The same year Susanne Wellm continued with further subjective reconnoitring of the close surroundings in the photogravure sequence form. Not until 1998 was this interest superseded by a new orientation towards the outside world. This happened in Fredericia, where she was invited as “Artist on the Way of the Year” with a travel grant and a stay in the town. And she felt she had to respond to the expectation that the final exhibition in the town’s Art Hall would include recognizable town motifs. Burdened by the task, she wore out her shoes on the old ramparts and in the harbour area, and aimed her camera at small and large attractions. It was the small ones that won. Back in the capital, when she had to sort the material, most of what the citizens of the garrison town can recognize was rejected. What remains includes a cracked wall with an ironmonger’s hook, a pub table with a glass ashtray and unlit candles, as well as a waiting-room interior with a table and plywood chairs. This was the outside world of which she took notice and notoriously documented on the spot. Notable the motifs are not; rather, they are rendered anonymous, well nigh to the point of archetypal universality. But precisely because of this they emerge as images, as visionary testimony to the drag-marks of things in time – the low-key melancholy one can only fathom by entering into a dialogue with the work. It is part of the story that the initiators in Fredericia welcomed the exhibition with open arms, which aroused quiet but just attention.

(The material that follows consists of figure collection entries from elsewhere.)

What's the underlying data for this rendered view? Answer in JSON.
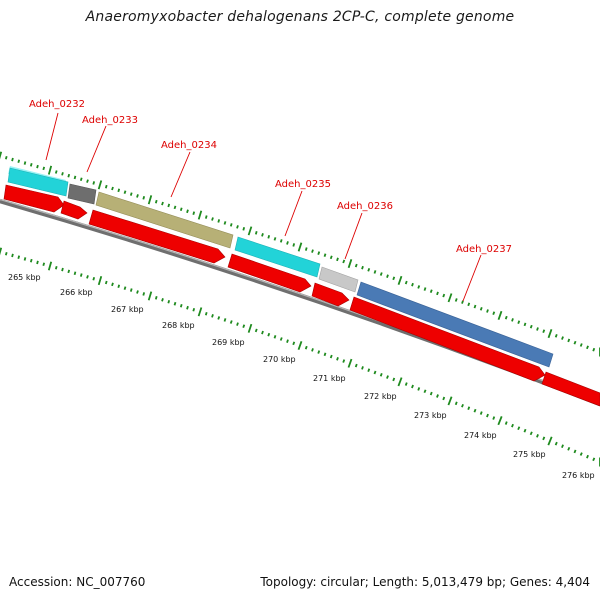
{
  "title": "Anaeromyxobacter dehalogenans 2CP-C, complete genome",
  "footer": {
    "accession": "Accession: NC_007760",
    "summary": "Topology: circular; Length: 5,013,479 bp; Genes: 4,404"
  },
  "colors": {
    "cds_strand": "#ee0000",
    "backbone": "#888888",
    "tick_marks": "#1e8a1e",
    "gene_labels": "#dd0000"
  },
  "genes": [
    {
      "name": "Adeh_0232",
      "feature_color": "#22d3d8"
    },
    {
      "name": "Adeh_0233",
      "feature_color": "#6e6e6e"
    },
    {
      "name": "Adeh_0234",
      "feature_color": "#b7b076"
    },
    {
      "name": "Adeh_0235",
      "feature_color": "#22d3d8"
    },
    {
      "name": "Adeh_0236",
      "feature_color": "#c8c8c8"
    },
    {
      "name": "Adeh_0237",
      "feature_color": "#4a7ab5"
    }
  ],
  "kbp_labels": [
    "265 kbp",
    "266 kbp",
    "267 kbp",
    "268 kbp",
    "269 kbp",
    "270 kbp",
    "271 kbp",
    "272 kbp",
    "273 kbp",
    "274 kbp",
    "275 kbp",
    "276 kbp"
  ]
}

One of Susanne Wellm’s latest photogravures shows us a simple schnapps glass in sixteen versions, shot at identical distances and in a bird’s-eye view, at 45 degrees the glass is seen a transparent truncated cone standing on its blunt point; or at 75 degrees so that the oval of the opening approaches the shape of the circle and conceals the bottom. The transformations are minimal, but crucial to the tone of the totality as theme and variations of visual chamber music: the displacements of the central motif, the changes in the intensity of light, the shifts in the surface and texture – modulations, each of which contributes to the wealth of experiences and tensions in the surface. To this we can add the changes in the content and quantity in the glass and the dependent comings and goings of the radical shadow formations. If the image means reorientation in Susanne Wellm’s universe, the narrative with its temporal sequence is in the retreat in favour of more abstract or conceptual values – unless, that is, the narrative is absorbed and condensed to explosion volume in the brief now of poetry.